Der Rumäne legte per Verteidigererklärung ein volles Geständnis ab. Die Vorwürfe seien zutreffend. Die Motivation habe in seinen privaten Problemen gelegen.

Nach einigen Tagen Kreiskrankenhaus folgte Mitte Mai 2012 die vorläufige Unterbringung des 33-Jährigen in einer psychiatrischen Klinik. Der psychiatrische Sachverständige, Dr. Stefan Gerl vom Bezirksklinikum in Gabersee, bescheinigte erheblich verminderte Schuldfähigkeit zur Tatzeit. Der Rumäne, der zeitweise auch in Spanien sowie in seinem Heimatland lebte, leide nach einem Sturz von einem Baum seit dem dritten Lebensjahr unter epileptischen Anfällen. In Deutschland habe er sich nicht wohl gefühlt, sei aber der Liebe wegen hier geblieben.
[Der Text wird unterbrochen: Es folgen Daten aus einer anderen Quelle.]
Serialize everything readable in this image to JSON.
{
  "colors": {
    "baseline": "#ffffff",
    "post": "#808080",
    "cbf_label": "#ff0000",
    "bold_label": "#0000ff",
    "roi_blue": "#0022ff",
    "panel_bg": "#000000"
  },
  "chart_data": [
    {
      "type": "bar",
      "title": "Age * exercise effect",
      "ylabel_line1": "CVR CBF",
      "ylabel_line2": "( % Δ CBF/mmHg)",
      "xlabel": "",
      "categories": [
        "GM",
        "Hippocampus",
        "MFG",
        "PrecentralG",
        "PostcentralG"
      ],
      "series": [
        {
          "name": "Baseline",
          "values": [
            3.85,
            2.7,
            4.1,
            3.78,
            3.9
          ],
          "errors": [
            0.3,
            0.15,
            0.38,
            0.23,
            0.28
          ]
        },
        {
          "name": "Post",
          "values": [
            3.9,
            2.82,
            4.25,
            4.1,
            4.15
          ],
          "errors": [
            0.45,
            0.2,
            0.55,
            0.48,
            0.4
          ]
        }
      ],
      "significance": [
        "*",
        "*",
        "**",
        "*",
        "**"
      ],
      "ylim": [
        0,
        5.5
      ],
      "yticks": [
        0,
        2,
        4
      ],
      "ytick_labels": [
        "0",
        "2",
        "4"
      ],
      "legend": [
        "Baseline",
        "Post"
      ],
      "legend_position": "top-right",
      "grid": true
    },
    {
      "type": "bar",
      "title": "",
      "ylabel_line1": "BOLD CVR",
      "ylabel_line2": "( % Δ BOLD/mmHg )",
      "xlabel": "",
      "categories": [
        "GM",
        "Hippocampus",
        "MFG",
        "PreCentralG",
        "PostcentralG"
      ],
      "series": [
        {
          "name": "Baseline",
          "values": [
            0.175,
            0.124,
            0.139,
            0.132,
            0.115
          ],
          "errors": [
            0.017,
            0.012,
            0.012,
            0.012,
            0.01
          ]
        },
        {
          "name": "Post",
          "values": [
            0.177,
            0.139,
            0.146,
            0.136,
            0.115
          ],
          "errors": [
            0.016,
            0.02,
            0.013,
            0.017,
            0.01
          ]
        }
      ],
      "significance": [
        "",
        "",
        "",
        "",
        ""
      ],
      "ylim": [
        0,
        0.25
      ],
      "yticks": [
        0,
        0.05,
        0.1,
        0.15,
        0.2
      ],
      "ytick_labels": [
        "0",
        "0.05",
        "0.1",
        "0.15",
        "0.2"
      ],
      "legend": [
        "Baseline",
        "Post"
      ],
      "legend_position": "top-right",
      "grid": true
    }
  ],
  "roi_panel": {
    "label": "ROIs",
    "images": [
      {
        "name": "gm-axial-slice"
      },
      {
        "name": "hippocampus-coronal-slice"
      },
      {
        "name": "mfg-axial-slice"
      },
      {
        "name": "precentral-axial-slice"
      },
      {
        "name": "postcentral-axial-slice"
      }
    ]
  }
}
Am Tattag habe die Freundin versucht, den 33-Jährigen via Telefon zu beruhigen. Plötzlich sei die Polizei gekommen, er mit Pfefferspray besprüht worden, gab der Gutachter den Angeklagten wieder. Die Messer habe er geholt, um sich umzubringen. Der Angeklagte hatte damals knapp 1,9 Promille Alkohol im Blut. Dr. Gerl zu Folge war jedoch die Persönlichkeitsstörung des Rumänen mit instabilen, impulsiven Zügen und „Borderline-Tendenz“ vorrangig bei der Tat. Eine Wiederholungsgefahr sei außerhalb einer geschützten Einrichtung und angesichts der ungelösten Beziehungsprobleme derzeit noch zu bejahen, damit die Voraussetzungen für Unterbringung erfüllt.
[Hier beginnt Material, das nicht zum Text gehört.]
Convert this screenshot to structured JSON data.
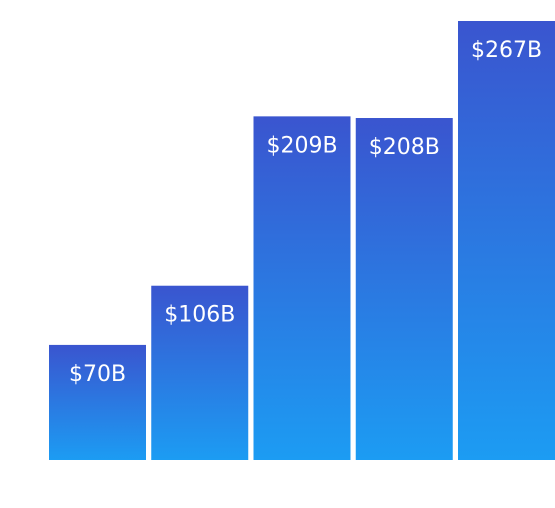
{
  "chart_data": {
    "type": "bar",
    "categories": [
      "",
      "",
      "",
      "",
      ""
    ],
    "values": [
      70,
      106,
      209,
      208,
      267
    ],
    "data_labels": [
      "$70B",
      "$106B",
      "$209B",
      "$208B",
      "$267B"
    ],
    "unit": "$B",
    "title": "",
    "xlabel": "",
    "ylabel": "",
    "ylim": [
      0,
      267
    ],
    "grid": false,
    "legend": "none",
    "colors": {
      "bar_top": "#3a55cf",
      "bar_bottom": "#1c9cf3"
    }
  }
}
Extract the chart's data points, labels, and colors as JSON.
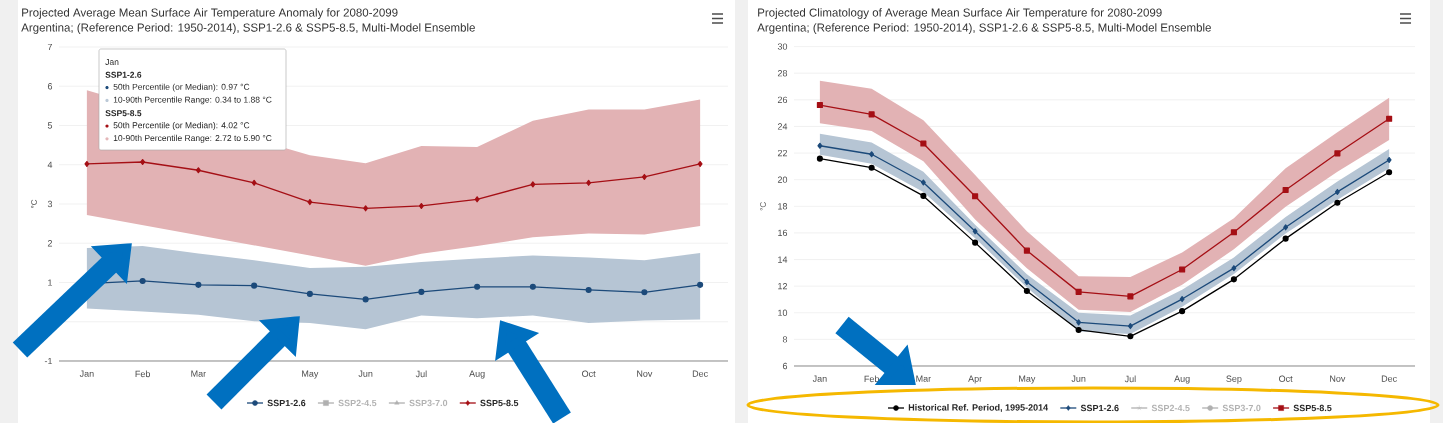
{
  "chart_data": [
    {
      "type": "line",
      "title": "Projected Average Mean Surface Air Temperature Anomaly for 2080-2099",
      "subtitle": "Argentina; (Reference Period: 1950-2014), SSP1-2.6 & SSP5-8.5, Multi-Model Ensemble",
      "ylabel": "°C",
      "categories": [
        "Jan",
        "Feb",
        "Mar",
        null,
        "May",
        "Jun",
        "Jul",
        "Aug",
        null,
        "Oct",
        "Nov",
        "Dec"
      ],
      "ylim": [
        -1,
        7
      ],
      "yticks": [
        -1,
        {
          "value": 0,
          "label": null
        },
        1,
        2,
        3,
        4,
        5,
        6,
        7
      ],
      "grid": "y",
      "legend": "bottom",
      "series": [
        {
          "name": "SSP1-2.6",
          "color": "#1c4a7a",
          "marker": "circle",
          "values": [
            0.97,
            1.04,
            0.94,
            0.92,
            0.71,
            0.57,
            0.76,
            0.89,
            0.89,
            0.81,
            0.75,
            0.94
          ],
          "upper": [
            1.88,
            1.93,
            1.74,
            1.57,
            1.37,
            1.4,
            1.52,
            1.61,
            1.69,
            1.64,
            1.57,
            1.75
          ],
          "lower": [
            0.34,
            0.26,
            0.18,
            0.01,
            -0.03,
            -0.19,
            0.16,
            0.09,
            0.16,
            -0.03,
            0.03,
            0.06
          ]
        },
        {
          "name": "SSP2-4.5",
          "color": "#b0b0b0",
          "marker": "square",
          "values": [
            null,
            null,
            null,
            null,
            null,
            null,
            null,
            null,
            null,
            null,
            null,
            null
          ]
        },
        {
          "name": "SSP3-7.0",
          "color": "#b0b0b0",
          "marker": "triangle",
          "values": [
            null,
            null,
            null,
            null,
            null,
            null,
            null,
            null,
            null,
            null,
            null,
            null
          ]
        },
        {
          "name": "SSP5-8.5",
          "color": "#a50f15",
          "marker": "diamond",
          "values": [
            4.02,
            4.07,
            3.86,
            3.54,
            3.05,
            2.89,
            2.95,
            3.12,
            3.5,
            3.54,
            3.69,
            4.02
          ],
          "upper": [
            5.9,
            null,
            null,
            null,
            4.24,
            4.04,
            4.48,
            4.45,
            5.12,
            5.41,
            5.41,
            5.66
          ],
          "lower": [
            2.72,
            null,
            null,
            null,
            1.69,
            1.43,
            1.73,
            1.93,
            2.15,
            2.25,
            2.22,
            2.44
          ]
        }
      ],
      "annotations": [
        "Jan",
        "SSP1-2.6",
        "50th Percentile (or Median): 0.97 °C",
        "10-90th Percentile Range: 0.34 to 1.88 °C",
        "SSP5-8.5",
        "50th Percentile (or Median): 4.02 °C",
        "10-90th Percentile Range: 2.72 to 5.90 °C"
      ]
    },
    {
      "type": "line",
      "title": "Projected Climatology of Average Mean Surface Air Temperature for 2080-2099",
      "subtitle": "Argentina; (Reference Period: 1950-2014), SSP1-2.6 & SSP5-8.5, Multi-Model Ensemble",
      "ylabel": "°C",
      "categories": [
        "Jan",
        "Feb",
        "Mar",
        "Apr",
        "May",
        "Jun",
        "Jul",
        "Aug",
        "Sep",
        "Oct",
        "Nov",
        "Dec"
      ],
      "ylim": [
        6,
        30
      ],
      "yticks": [
        6,
        8,
        10,
        12,
        14,
        16,
        18,
        20,
        22,
        24,
        26,
        28,
        30
      ],
      "grid": "y",
      "legend": "bottom",
      "series": [
        {
          "name": "Historical Ref. Period, 1995-2014",
          "color": "#000000",
          "marker": "circle",
          "values": [
            21.58,
            20.9,
            18.78,
            15.27,
            11.64,
            8.71,
            8.23,
            10.12,
            12.51,
            15.57,
            18.27,
            20.56
          ]
        },
        {
          "name": "SSP1-2.6",
          "color": "#1c4a7a",
          "marker": "diamond",
          "values": [
            22.55,
            21.91,
            19.79,
            16.12,
            12.31,
            9.28,
            9.0,
            11.03,
            13.35,
            16.42,
            19.08,
            21.48
          ],
          "upper": [
            23.46,
            22.79,
            20.6,
            16.62,
            12.9,
            10.0,
            9.8,
            11.73,
            14.16,
            17.2,
            19.86,
            22.31
          ],
          "lower": [
            21.88,
            21.2,
            19.08,
            15.6,
            11.9,
            8.6,
            8.4,
            10.46,
            12.92,
            15.95,
            18.5,
            20.86
          ]
        },
        {
          "name": "SSP2-4.5",
          "color": "#b0b0b0",
          "marker": "star",
          "values": [
            null,
            null,
            null,
            null,
            null,
            null,
            null,
            null,
            null,
            null,
            null,
            null
          ]
        },
        {
          "name": "SSP3-7.0",
          "color": "#b0b0b0",
          "marker": "circle",
          "values": [
            null,
            null,
            null,
            null,
            null,
            null,
            null,
            null,
            null,
            null,
            null,
            null
          ]
        },
        {
          "name": "SSP5-8.5",
          "color": "#a50f15",
          "marker": "square",
          "values": [
            25.61,
            24.91,
            22.72,
            18.75,
            14.67,
            11.57,
            11.23,
            13.25,
            16.05,
            19.23,
            21.98,
            24.58
          ],
          "upper": [
            27.44,
            26.83,
            24.47,
            20.36,
            16.12,
            12.75,
            12.69,
            14.53,
            17.1,
            20.86,
            23.56,
            26.15
          ],
          "lower": [
            24.24,
            23.66,
            21.38,
            17.0,
            13.35,
            10.22,
            10.06,
            12.1,
            14.77,
            17.97,
            20.6,
            22.99
          ]
        }
      ]
    }
  ]
}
Bei der Unterbringung und der Höhe der Strafe herrschte nahezu Einigkeit zwischen Staatsanwalt Martin Forster und den Verteidigern - Manuel Lüdtke aus München und Jörg Zürner aus Mühldorf - sowie der Sechsten Strafkammer im Urteil. Während der Ankläger die Tat „an der Grenze zu einem versuchten Tötungsdelikt“ bezeichnete, wies dies Verteidiger Lüdtke zurück: „Ich stelle mir immer noch die Frage, ob der Schusswaffengebrauch aus zwei Metern Entfernung angebracht war.“

Der Rumäne meinte im „letzten Wort“: „Es tut mir Leid.“

In der Urteilsbegründung unterstrich Vorsitzender Richter Dr. Zenkel: „Die Fuchtelei mit dem Messer war eine versuchte gefährliche Körperverletzung. Das ist strafbar. Das Problem sehen wir aber woanders: Sie sind krank, Sie brauchen ärztliche Hilfe.“ Außerhalb einer geschützten Einrichtung sei die Wiederholungsgefahr sehr hoch. Der 33-Jährige müsse weiterbehandelt werden: „Das wird sich über einige Zeit erstrecken.“

Das Urteil wurde sofort rechtskräftig. Der Angeklagte muss nicht ins Gefängnis, sondern kann direkt seine Therapie antreten.